Persistent Druzhba woes
Having found high concentrations of organic chloride in millions of tonnes of Urals crude, European authorities and pipeline operator Transneft halted operations at the 5,500-kilometre (3,400-mile) Druzhba network for more than 10 days.
Although the pipeline has gradually resumed supply to Hungary and Slovakia, flows to Germany remain suspended, according to Bloomberg NEF.
The resumption has partly contributed to the recovery in north-west Europe to US East Coast MR rates, which have been below $10,000 per day for most of May.
When running normally, the Druzhba system can supply one million barrels per day (bpd) of crude to Poland, Germany, Hungary, Slovakia and the Czech Republic.

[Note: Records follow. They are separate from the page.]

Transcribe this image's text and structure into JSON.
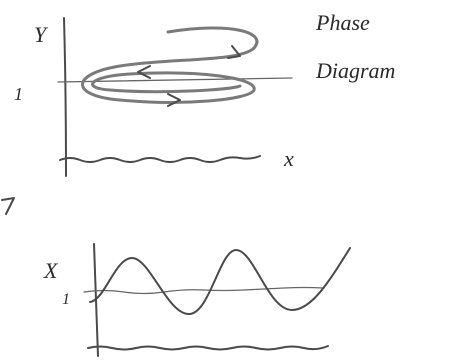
{
  "phase_diagram": {
    "y_axis_label": "Y",
    "x_axis_label": "x",
    "tick_label": "1",
    "title_lines": [
      "Phase",
      "Diagram"
    ]
  },
  "time_series": {
    "y_axis_label": "X",
    "tick_label": "1"
  }
}
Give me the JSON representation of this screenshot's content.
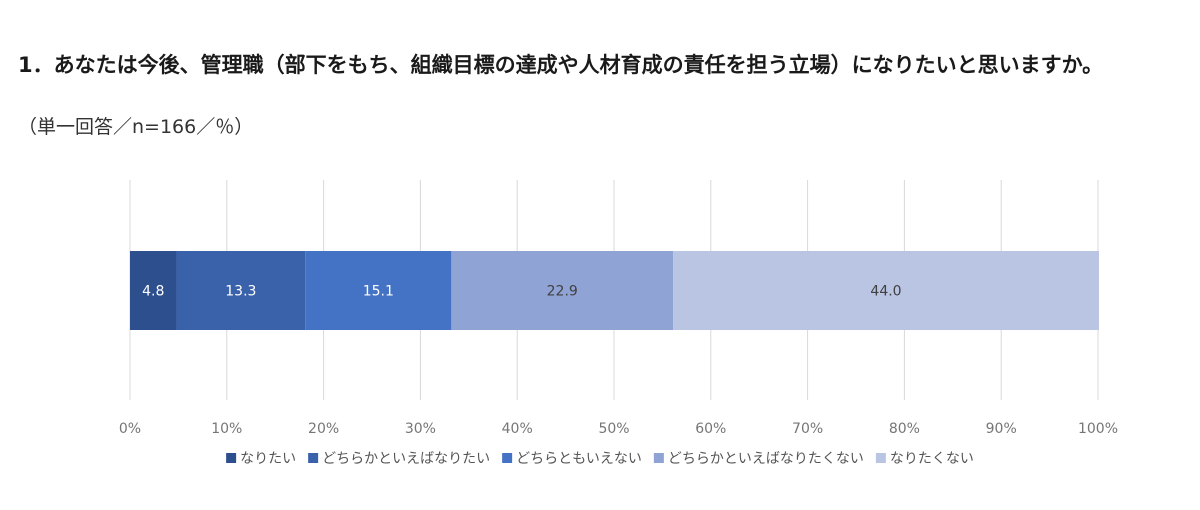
{
  "title": "1．あなたは今後、管理職（部下をもち、組織目標の達成や人材育成の責任を担う立場）になりたいと思いますか。",
  "subtitle": "（単一回答／n=166／％）",
  "chart_data": {
    "type": "bar",
    "orientation": "horizontal",
    "stacked": true,
    "categories": [
      ""
    ],
    "series": [
      {
        "name": "なりたい",
        "values": [
          4.8
        ],
        "color": "#2e4f8e",
        "label_color": "#ffffff"
      },
      {
        "name": "どちらかといえばなりたい",
        "values": [
          13.3
        ],
        "color": "#3a62ab",
        "label_color": "#ffffff"
      },
      {
        "name": "どちらともいえない",
        "values": [
          15.1
        ],
        "color": "#4472c4",
        "label_color": "#ffffff"
      },
      {
        "name": "どちらかといえばなりたくない",
        "values": [
          22.9
        ],
        "color": "#8fa3d5",
        "label_color": "#404040"
      },
      {
        "name": "なりたくない",
        "values": [
          44.0
        ],
        "color": "#bac5e3",
        "label_color": "#404040"
      }
    ],
    "xlim": [
      0,
      100
    ],
    "xticks": [
      "0%",
      "10%",
      "20%",
      "30%",
      "40%",
      "50%",
      "60%",
      "70%",
      "80%",
      "90%",
      "100%"
    ],
    "grid": true,
    "legend_position": "bottom"
  }
}
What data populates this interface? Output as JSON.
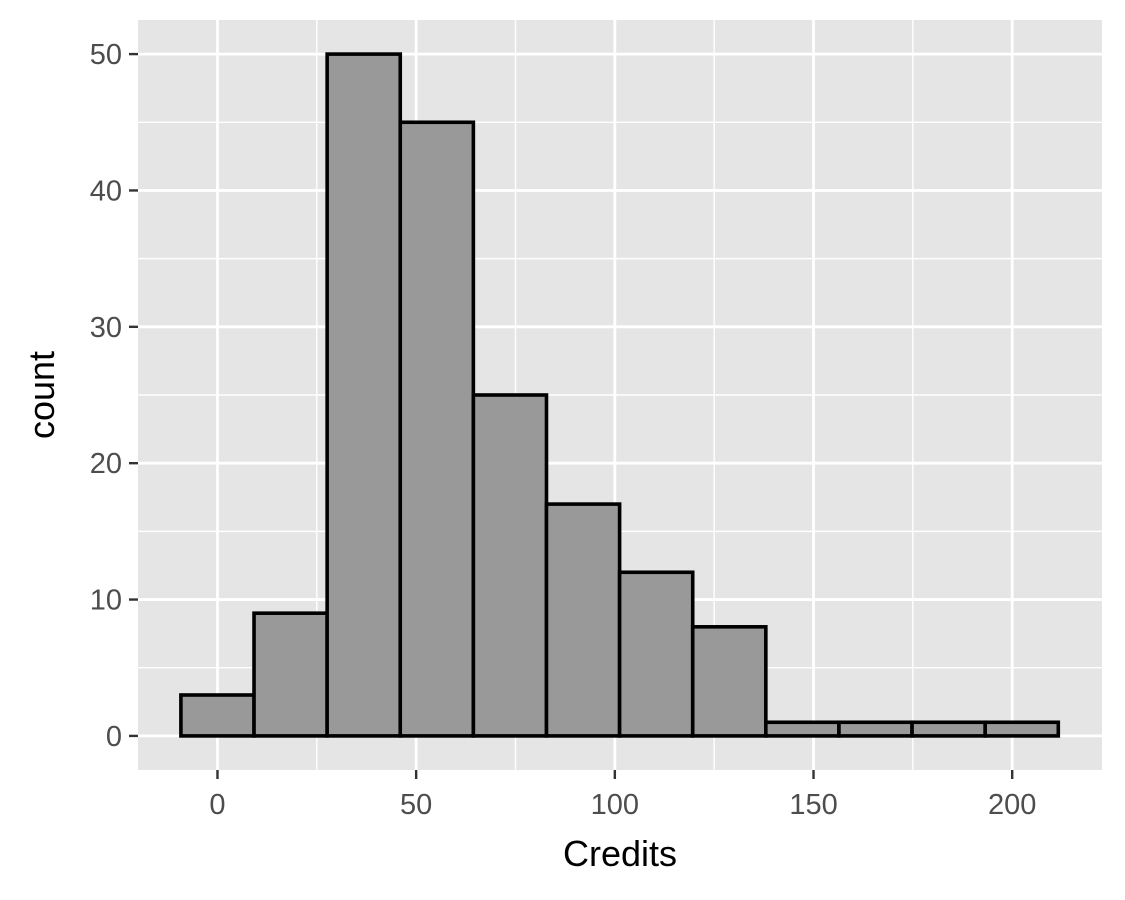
{
  "chart_data": {
    "type": "bar",
    "title": "",
    "xlabel": "Credits",
    "ylabel": "count",
    "bins": [
      {
        "x0": -9.2,
        "x1": 9.2,
        "count": 3
      },
      {
        "x0": 9.2,
        "x1": 27.6,
        "count": 9
      },
      {
        "x0": 27.6,
        "x1": 46.0,
        "count": 50
      },
      {
        "x0": 46.0,
        "x1": 64.4,
        "count": 45
      },
      {
        "x0": 64.4,
        "x1": 82.8,
        "count": 25
      },
      {
        "x0": 82.8,
        "x1": 101.2,
        "count": 17
      },
      {
        "x0": 101.2,
        "x1": 119.6,
        "count": 12
      },
      {
        "x0": 119.6,
        "x1": 138.0,
        "count": 8
      },
      {
        "x0": 138.0,
        "x1": 156.4,
        "count": 1
      },
      {
        "x0": 156.4,
        "x1": 174.8,
        "count": 1
      },
      {
        "x0": 174.8,
        "x1": 193.2,
        "count": 1
      },
      {
        "x0": 193.2,
        "x1": 211.6,
        "count": 1
      }
    ],
    "xlim": [
      -20.0,
      222.6
    ],
    "ylim": [
      -2.5,
      52.5
    ],
    "x_ticks": [
      0,
      50,
      100,
      150,
      200
    ],
    "x_tick_labels": [
      "0",
      "50",
      "100",
      "150",
      "200"
    ],
    "y_ticks": [
      0,
      10,
      20,
      30,
      40,
      50
    ],
    "y_tick_labels": [
      "0",
      "10",
      "20",
      "30",
      "40",
      "50"
    ],
    "grid": true,
    "legend": "none",
    "colors": {
      "panel_background": "#e5e5e5",
      "grid_line": "#ffffff",
      "bar_fill": "#999999",
      "bar_outline": "#000000",
      "tick_label": "#4d4d4d",
      "tick_mark": "#333333",
      "axis_title": "#000000"
    }
  }
}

However, full operation is not expected to resume until late June at the earliest, which could curb any further gains in MR earnings.
“A few refineries impacted by contamination will need to undergo unplanned maintenance. That will mean a greater draw in gasoline stocks in Europe,” Singh says.
“However, the gasoline outage in these countries is relatively small, at about 60,000 bpd.
“On the whole, we expect the freight rates to recover off the lows of the last few weeks, though do not expect a dramatic recovery in the short term.”
Richard Matthews, head of research at Gibson Shipbrokers, points out that West African cargo demand and the approach of summer — when US gasoline demand rises — are also important factors.
“The fundamentals don't seem hugely supportive” for the north-west European MR market with the transatlantic gasoline arbitrage window shut, he says.
Further outlook “may come down more to positions or [whether] West African demand is emerging,” he says, adding that much will depend on how gasoline stocks and US refinery runs respond following the Memorial Day weekend.